The timing of the attacks, just days before Israel’s 2025 budget vote,[5] raised questions about political motivations, with analysts pointing to Prime Minister Netanyahu’s need to appease far-right coalition members ahead of the critical vote.[6] Many observers have also noted that the attacks coincided with a dip in Netanyahu’s approval ratings, suggesting the military escalation may serve domestic political ends as much as security goals.[7] Meanwhile, international calls for restraint—including those from the UN and several EU states—have been largely ignored.[8]

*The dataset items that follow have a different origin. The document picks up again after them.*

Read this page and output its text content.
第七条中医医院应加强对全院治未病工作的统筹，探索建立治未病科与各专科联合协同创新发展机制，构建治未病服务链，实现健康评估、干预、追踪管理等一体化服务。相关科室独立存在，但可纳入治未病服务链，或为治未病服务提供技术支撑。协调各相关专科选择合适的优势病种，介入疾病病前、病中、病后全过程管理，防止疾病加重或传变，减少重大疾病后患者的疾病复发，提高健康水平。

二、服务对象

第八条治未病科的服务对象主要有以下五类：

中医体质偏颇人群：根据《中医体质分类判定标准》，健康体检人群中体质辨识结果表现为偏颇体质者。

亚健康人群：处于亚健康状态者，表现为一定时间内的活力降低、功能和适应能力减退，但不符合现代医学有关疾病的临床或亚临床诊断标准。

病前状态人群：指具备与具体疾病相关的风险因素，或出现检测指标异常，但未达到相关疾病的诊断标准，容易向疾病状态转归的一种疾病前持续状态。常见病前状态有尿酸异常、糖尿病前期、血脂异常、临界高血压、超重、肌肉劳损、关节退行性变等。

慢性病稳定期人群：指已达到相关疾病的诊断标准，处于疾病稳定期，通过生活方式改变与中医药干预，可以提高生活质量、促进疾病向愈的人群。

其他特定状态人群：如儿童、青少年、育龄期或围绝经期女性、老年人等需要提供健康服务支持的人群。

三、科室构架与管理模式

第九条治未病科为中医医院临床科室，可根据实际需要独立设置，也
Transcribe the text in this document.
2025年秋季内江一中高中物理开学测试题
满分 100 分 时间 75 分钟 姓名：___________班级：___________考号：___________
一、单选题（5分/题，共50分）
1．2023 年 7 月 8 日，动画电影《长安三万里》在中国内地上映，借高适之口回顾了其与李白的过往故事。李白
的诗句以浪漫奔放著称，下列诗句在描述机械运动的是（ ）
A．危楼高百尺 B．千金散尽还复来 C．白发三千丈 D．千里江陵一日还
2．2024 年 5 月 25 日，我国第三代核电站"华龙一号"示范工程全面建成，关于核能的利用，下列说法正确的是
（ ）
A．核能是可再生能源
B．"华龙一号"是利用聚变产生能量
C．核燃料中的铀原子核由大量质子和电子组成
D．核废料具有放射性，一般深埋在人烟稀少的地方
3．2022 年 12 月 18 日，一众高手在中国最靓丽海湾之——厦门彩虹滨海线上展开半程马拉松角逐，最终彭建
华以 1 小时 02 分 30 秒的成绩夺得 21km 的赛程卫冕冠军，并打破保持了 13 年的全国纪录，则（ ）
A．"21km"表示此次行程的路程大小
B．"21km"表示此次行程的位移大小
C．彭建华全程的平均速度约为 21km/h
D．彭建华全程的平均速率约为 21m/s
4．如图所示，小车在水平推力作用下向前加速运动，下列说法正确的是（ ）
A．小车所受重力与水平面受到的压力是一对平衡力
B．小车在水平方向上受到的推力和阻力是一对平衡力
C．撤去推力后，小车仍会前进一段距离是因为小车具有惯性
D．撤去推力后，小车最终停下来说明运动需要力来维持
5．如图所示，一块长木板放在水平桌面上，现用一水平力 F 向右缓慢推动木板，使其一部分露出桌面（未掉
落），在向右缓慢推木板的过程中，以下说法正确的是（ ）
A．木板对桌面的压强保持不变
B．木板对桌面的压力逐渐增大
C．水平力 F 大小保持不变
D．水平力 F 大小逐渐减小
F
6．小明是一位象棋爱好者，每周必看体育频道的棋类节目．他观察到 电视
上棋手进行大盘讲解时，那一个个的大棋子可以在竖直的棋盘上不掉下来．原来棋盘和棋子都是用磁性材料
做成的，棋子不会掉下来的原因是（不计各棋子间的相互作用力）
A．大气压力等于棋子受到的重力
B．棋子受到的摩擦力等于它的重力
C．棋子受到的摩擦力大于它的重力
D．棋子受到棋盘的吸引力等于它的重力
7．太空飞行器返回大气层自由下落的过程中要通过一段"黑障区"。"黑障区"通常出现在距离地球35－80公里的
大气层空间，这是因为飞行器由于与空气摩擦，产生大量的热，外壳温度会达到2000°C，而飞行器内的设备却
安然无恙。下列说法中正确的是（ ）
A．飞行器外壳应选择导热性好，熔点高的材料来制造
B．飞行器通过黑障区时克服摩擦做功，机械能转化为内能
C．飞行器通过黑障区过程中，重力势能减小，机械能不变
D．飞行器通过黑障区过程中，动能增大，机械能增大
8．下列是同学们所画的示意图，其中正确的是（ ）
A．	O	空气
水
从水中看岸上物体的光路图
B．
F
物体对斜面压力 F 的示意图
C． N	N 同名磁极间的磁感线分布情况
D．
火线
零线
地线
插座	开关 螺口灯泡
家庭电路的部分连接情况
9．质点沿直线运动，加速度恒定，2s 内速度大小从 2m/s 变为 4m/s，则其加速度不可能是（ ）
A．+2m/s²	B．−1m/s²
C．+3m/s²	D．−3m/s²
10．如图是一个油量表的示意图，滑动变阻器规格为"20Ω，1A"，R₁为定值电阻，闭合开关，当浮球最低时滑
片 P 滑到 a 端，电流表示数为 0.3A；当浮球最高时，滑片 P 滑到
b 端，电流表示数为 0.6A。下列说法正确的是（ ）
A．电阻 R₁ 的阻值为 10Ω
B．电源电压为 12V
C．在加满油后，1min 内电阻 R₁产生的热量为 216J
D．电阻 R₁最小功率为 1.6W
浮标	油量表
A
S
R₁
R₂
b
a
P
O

Concurrently, legal proceedings at the International Court of Justice (ICJ)[9] and the International Criminal Court (ICC) have gained traction.[10] The ICJ ruling issued on January 26, 2024, found a plausible case of genocide against Israel and ordered emergency measures to prevent further harm to Palestinians.[11] Meanwhile, the ICC’s investigation into potential war crimes and crimes against humanity—including the forced displacement of civilians—has also advanced, with reports suggesting potential arrest warrants may be forthcoming. Legal experts say the outcome of these cases could reshape the landscape of international law, particularly regarding state accountability for collective punishment and forced transfer.[12] These cases underscore the broader legal and accountability dimensions of Palestinian displacement.

The legal developments come amid reports in March 2025 that the U.S. and Israel have approached governments in Sudan, Somalia, and Syria as potential locations for forcibly resettling Palestinians from Gaza,[13] which was quickly and vehemently rejected by the African countries implicated.[14] While the Trump administration has denied any formal policy of expulsion, these discussions raise severe legal and ethical concerns.[15] Critics argue that even entertaining such proposals reinforces a colonial logic that treats Palestinians as a disposable population, to be moved for the convenience of more powerful states.[16] The signals are clear: for Palestinians, the threat of permanent displacement looms large once again.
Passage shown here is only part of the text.